My memory is that on that Friday afternoon, a few minutes before school was dismissed, our class Student Council representative returned to the room and said, “The President’s been shot.”
In my mind, it couldn’t be. “I doubt that,” I said. “Let’s not worry.” School let out a few minutes later and all the kids went home.
But Cecille wrote that she remembers that afternoon differently. She says that as one in the last group to board buses each day, she was still in the room when the janitor came by and told me, “The President has died.” Cecille says I cried and that for her my crying turned out to be an important lesson in compassion: how important people are, even if we don’t have personal connections to them.
Her memory is a reminder of how attuned children are to adults’ emotions. A father who’s angry at his boss, a mother upset over a marital quarrel, a teacher who cries over the death of the President. We must not assume that because they are young, children are oblivious to our feelings. As Cecille demonstrates, a child’s observation and the message she gleans from it can last a lifetime.

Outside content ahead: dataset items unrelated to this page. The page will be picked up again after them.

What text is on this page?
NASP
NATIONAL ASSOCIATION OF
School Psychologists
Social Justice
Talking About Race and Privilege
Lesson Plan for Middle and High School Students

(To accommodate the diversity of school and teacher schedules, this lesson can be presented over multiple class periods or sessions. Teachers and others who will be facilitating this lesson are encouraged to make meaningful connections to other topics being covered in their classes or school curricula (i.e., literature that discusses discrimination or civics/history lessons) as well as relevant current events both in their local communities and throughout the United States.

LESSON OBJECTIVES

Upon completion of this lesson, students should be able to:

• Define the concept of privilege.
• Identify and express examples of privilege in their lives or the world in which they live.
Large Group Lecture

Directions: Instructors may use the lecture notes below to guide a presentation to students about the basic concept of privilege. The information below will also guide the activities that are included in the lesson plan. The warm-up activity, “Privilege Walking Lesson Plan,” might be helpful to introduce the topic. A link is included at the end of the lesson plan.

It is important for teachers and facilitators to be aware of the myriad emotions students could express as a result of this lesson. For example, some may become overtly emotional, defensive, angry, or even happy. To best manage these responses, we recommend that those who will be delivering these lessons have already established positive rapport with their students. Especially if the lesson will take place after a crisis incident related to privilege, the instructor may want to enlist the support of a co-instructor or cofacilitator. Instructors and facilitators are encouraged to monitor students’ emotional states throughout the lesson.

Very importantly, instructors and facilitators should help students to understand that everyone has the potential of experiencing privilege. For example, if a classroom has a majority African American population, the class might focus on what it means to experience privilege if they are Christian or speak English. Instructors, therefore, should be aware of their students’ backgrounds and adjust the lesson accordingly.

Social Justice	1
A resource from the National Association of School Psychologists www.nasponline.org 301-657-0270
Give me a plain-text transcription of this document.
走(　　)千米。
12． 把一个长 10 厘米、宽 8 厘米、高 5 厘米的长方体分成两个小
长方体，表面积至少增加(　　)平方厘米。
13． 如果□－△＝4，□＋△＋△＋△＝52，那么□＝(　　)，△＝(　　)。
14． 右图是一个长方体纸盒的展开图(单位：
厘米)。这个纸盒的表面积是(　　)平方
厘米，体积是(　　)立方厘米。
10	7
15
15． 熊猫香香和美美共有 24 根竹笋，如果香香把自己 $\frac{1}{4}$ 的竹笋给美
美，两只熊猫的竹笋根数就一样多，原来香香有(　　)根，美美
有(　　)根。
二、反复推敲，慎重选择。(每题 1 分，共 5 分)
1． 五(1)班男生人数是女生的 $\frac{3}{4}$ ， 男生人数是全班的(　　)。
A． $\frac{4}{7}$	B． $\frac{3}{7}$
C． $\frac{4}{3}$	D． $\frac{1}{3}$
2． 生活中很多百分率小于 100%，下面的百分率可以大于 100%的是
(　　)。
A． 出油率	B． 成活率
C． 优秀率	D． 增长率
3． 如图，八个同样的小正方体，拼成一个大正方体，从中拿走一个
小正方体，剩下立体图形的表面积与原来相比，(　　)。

We expect so much of ourselves, don’t we, Nancy? President Kennedy’s death was such a blow to our generation. We expected to make such a difference in this world. Speaking for myself, I have come to be happy if I can make small advances. How lovely for you to hear from Cecille after all these years!
We usually don’t know that we’ve made a difference. Which is all right. We can, though, affirm others who do. And that in itself makes a difference.